I must preface this entry by noting that I derived much of this information from the second chapter, “Contours of the Present: The Culture of Modernity,” of Harold Netland’s insightful book Encountering Religious Pluralism: The Challenge to Christian Faith & Mission (InterVarsity Press, 2001).
Postmodern: 1) a way to describe the shift from an industrial to a postindustrial society or the transition from a manufacturing to a service economy, which was marked by a dramatic increase in information and communication technology. 2) the architectural, literary, philosophical, and social critique of modern values and assumptions.
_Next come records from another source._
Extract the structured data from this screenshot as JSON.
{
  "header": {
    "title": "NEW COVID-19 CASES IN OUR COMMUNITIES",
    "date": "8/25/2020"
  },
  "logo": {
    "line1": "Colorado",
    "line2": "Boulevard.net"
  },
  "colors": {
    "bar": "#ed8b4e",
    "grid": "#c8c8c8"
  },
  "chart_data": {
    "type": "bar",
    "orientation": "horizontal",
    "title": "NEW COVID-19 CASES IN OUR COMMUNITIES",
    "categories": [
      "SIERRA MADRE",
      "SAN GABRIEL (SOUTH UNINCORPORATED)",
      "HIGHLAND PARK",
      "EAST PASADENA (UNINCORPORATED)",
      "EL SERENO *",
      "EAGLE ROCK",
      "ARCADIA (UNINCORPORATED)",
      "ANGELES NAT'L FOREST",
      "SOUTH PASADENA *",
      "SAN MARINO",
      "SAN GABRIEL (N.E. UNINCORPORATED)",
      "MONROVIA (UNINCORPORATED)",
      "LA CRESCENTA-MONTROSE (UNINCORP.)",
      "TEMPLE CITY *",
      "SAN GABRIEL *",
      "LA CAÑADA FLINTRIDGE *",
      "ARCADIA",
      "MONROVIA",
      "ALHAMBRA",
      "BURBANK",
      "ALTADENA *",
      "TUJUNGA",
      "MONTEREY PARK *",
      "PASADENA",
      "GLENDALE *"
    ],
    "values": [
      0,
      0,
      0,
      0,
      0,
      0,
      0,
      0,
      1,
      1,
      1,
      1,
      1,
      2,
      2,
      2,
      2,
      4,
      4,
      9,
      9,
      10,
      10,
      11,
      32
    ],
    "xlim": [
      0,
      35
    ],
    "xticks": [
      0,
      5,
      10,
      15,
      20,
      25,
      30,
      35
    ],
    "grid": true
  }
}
Postmodernity: the broad critique of modern culture based primarily on an antifoundational epistemology (theory of knowledge). Minimally, it is an expression of dissatisfaction with at least one aspect of modernity and a challenge to adopt a different approach. In his preface to The Cambridge Companion to Postmodern Theology, Kevin Vanhoozer construes it as “an ‘exodus’ from the constraints of modernity.”
Postmodernism: the following three definitions of the term are based on Lawrence Cahoone’s helpful taxonomy in From Modernism to Postmodernism: An Anthology (Oxford: Blackwell, 1996).
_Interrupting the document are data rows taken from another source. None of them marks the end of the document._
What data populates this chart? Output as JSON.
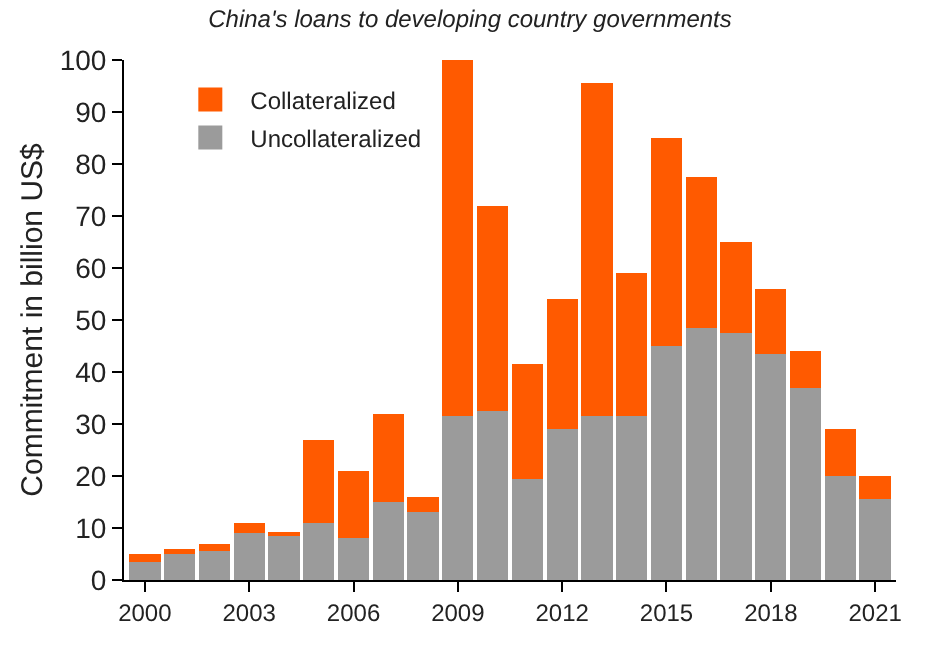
{
  "chart_data": {
    "type": "bar",
    "title": "China's loans to developing country governments",
    "ylabel": "Commitment in billion US$",
    "stacked": true,
    "legend": "top left",
    "x": [
      2000,
      2001,
      2002,
      2003,
      2004,
      2005,
      2006,
      2007,
      2008,
      2009,
      2010,
      2011,
      2012,
      2013,
      2014,
      2015,
      2016,
      2017,
      2018,
      2019,
      2020,
      2021
    ],
    "xlim": [
      1999.4,
      2021.6
    ],
    "xticks": [
      2000,
      2003,
      2006,
      2009,
      2012,
      2015,
      2018,
      2021
    ],
    "ylim": [
      0,
      100
    ],
    "yticks": [
      0,
      10,
      20,
      30,
      40,
      50,
      60,
      70,
      80,
      90,
      100
    ],
    "series": [
      {
        "name": "Uncollateralized",
        "color": "#9b9b9b",
        "values": [
          3.5,
          5,
          5.5,
          9,
          8.5,
          11,
          8,
          15,
          13,
          31.5,
          32.5,
          19.5,
          29,
          31.5,
          31.5,
          45,
          48.5,
          47.5,
          43.5,
          37,
          20,
          15.5
        ]
      },
      {
        "name": "Collateralized",
        "color": "#ff5a00",
        "values": [
          1.5,
          1,
          1.5,
          2,
          0.5,
          16,
          13,
          17,
          3,
          68.5,
          39.5,
          22,
          25,
          64,
          27.5,
          40,
          29,
          17.5,
          12.5,
          7,
          9,
          4.5
        ]
      }
    ]
  }
}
1) historical postmodernism: a descriptive historical distinction that perceives social and cultural changes between the emerging era and the previous period of modernism (distinguishing the transition from modernity to postmodernity).
2) methodological postmodernism: a variety of prescriptive views that share a common rejection of objective truth and knowledge about reality, especially foundationalism in epistemology, in favor of a thoroughgoing perspectivalism. The following thinkers are routinely cited as exemplars.
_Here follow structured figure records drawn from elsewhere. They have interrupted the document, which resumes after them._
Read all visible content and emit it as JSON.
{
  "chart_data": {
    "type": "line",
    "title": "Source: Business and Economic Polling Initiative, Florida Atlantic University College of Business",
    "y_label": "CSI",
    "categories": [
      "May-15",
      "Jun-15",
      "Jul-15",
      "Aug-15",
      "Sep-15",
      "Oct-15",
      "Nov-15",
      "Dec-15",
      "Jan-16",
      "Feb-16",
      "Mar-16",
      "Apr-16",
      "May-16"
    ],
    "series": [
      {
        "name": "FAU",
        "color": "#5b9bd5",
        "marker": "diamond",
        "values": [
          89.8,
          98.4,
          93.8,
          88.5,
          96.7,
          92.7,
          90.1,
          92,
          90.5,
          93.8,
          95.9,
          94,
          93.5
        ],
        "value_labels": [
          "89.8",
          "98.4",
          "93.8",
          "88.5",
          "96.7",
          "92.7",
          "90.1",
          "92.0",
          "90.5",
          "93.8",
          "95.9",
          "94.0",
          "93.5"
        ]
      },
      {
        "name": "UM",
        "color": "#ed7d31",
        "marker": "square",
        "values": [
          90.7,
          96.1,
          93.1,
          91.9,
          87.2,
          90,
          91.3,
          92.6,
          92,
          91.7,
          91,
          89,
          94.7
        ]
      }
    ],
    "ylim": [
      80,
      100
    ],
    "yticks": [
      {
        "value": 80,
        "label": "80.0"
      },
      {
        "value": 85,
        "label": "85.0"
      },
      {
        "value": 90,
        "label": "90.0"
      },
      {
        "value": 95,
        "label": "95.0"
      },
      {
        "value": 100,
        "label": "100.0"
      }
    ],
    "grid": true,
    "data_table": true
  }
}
Michel Foucault (1926-1984) - believed that all truth claims are really just assertions of power.
Jacques Derrida (1930- ) - espoused a nonrealist theory of language and meaning that attacked the logocentrism of Western philosophy. In other words, he rejected the prevailing assumption that our words or linguistic concepts refer to objective realities in the external world: “There is nothing outside textuality.” His skeptical hermeneutical method, which allows no privileged point of reference (such as authorial intent), has been dubbed deconstructionism. In its attempt to show that we cannot transcend our own ideas this method seeks to subvert or dismantle metanarratives and objective conceptual frameworks.
Jean-Francois Lyotard (1924-1998) - is well-known for his definition of postmodernity as the “incredulity toward metanarratives,” that is, grand, over-arching stories or frameworks that seek to explain the world.
Richard Rorty (1931- ) - rejected the assumption of modern philosophy that our concepts mirror reality (the way things are in themselves). Instead he adopted an entirely pragmatic view of truth and knowledge: since justification, as the criterion for truth, is relative to audiences, truth is simply a social construct that works.
3) positive postmodernism: any attempt to go beyond the negative critiques of methodological postmodernism to construct new and different answers, albeit limited and to some extent perspectival, to the basic questions of life while avoiding the inconsistencies of total relativism. Stanley Grenz, Nancey Murphy, and Kevin Vanhoozer are examples of Christian theologians who might fit this category.